The controversial plan is due to go to a vote on May 16, at which a narrow majority of councillors are believed to be opposed to the port lease - likely going to a foreign operator for 35 years, with the land staying in public ownership.
The council-commissioned report by economist Craig Renney says the case for a port lease appears to be finely balanced but the financial case has not been made.
“The truth is that currently, no one knows the real value of the port lease,” he said.
Renney said a figure of $2.2b was put on the lease in the LTP, but no mention of that figure was in a report for the council by Flagstaff Partners.
Renney set out several reasons why the port lease could be worth less than $2b, including terms and conditions set by the council, such as protections for workers, the need for investment on the site, and releasing land for public use.
In 2021, global port operator DP World made an unsolicited $1b bid for a long-term lease.
A mayoral spokeswoman said independent advice was provided by Flagstaff Partners and PwC and, following requests from councillors, Brown agreed to commission further independent advice from Renney, an economist and director of policy at the Council of Trade Unions.
He did this to hear from different perspectives, knowing Renney was likely to apply a critical eye to the port lease proposal “rather than just listen to people who agreed with the council”, the spokeswoman said.
“The mayor has also always said that the protection of the rights of workers was a bottom line.

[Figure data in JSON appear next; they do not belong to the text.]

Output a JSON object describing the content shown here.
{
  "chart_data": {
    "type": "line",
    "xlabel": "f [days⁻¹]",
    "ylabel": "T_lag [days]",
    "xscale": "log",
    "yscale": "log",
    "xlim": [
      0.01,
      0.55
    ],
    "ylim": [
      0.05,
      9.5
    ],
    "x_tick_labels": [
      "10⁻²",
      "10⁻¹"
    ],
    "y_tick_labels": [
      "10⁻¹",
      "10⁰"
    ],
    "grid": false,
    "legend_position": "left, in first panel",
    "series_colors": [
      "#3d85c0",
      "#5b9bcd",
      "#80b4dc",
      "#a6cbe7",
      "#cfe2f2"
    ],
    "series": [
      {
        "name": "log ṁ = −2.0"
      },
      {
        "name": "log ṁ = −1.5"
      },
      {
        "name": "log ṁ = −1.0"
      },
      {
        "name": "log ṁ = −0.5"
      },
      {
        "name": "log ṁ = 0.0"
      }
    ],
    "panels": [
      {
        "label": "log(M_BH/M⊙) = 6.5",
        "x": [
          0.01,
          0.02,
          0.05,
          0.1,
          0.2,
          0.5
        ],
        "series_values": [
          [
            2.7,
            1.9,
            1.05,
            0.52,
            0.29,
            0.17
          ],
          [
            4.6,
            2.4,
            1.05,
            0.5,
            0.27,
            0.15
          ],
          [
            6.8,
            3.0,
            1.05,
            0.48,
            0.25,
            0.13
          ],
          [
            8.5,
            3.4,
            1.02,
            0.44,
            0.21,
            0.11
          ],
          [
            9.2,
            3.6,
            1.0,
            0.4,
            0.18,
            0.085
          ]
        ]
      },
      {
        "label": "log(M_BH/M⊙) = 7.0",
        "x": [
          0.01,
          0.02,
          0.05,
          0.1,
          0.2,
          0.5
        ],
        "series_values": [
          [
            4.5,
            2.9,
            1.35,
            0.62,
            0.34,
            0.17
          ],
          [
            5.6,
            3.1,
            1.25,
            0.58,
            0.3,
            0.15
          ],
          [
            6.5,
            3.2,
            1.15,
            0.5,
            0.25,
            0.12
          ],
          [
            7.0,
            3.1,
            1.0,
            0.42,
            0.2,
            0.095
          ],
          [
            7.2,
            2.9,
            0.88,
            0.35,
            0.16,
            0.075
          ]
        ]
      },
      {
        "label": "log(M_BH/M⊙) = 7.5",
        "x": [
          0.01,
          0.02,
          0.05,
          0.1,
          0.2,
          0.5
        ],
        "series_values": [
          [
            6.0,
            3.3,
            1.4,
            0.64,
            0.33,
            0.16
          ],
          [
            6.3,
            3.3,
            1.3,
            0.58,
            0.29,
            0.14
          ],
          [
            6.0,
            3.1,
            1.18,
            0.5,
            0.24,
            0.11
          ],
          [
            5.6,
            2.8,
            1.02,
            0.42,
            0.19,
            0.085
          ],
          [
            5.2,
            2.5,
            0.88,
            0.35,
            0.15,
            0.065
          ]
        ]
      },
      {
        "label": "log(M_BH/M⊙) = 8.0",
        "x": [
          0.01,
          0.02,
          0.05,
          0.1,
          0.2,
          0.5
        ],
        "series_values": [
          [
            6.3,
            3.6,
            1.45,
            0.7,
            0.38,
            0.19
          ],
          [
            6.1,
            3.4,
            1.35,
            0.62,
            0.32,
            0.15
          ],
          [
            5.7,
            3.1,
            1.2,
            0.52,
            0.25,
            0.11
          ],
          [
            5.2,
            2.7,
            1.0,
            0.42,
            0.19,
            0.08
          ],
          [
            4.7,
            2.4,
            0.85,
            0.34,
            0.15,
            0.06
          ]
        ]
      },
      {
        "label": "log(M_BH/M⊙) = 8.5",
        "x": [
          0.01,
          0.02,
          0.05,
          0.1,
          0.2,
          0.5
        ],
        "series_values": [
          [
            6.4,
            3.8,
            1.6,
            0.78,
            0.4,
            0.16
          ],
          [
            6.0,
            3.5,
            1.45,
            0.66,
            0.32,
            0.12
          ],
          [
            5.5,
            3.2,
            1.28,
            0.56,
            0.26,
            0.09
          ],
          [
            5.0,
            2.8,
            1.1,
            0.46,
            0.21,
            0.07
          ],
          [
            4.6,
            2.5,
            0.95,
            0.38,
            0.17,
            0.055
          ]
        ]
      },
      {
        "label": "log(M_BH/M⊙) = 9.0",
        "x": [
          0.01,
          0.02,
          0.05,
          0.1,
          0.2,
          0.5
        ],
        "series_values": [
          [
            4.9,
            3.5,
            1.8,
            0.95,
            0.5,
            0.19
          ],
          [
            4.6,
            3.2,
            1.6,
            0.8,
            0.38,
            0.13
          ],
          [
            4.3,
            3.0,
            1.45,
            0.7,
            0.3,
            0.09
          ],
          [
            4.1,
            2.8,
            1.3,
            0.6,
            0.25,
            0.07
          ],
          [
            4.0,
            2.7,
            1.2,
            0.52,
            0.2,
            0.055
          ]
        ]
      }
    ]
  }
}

Seeking advice from Mr Renney also reflected that commitment to ensure that the port workers were properly considered,” said the spokeswoman, saying “all of the advice will be released”.
Renney said the true value of the lease can only be known once a proper market exercise is undertaken and made two suggestions.
Consider financial investment by a third party, such as a wealth or pension fund, to keep the operations and ownership as is.
He said the status quo of holding on to Port of Auckland and the airport shares should not be considered a risk-free approach, citing the sharp fall in profitability at the port from the impact of Covid-19.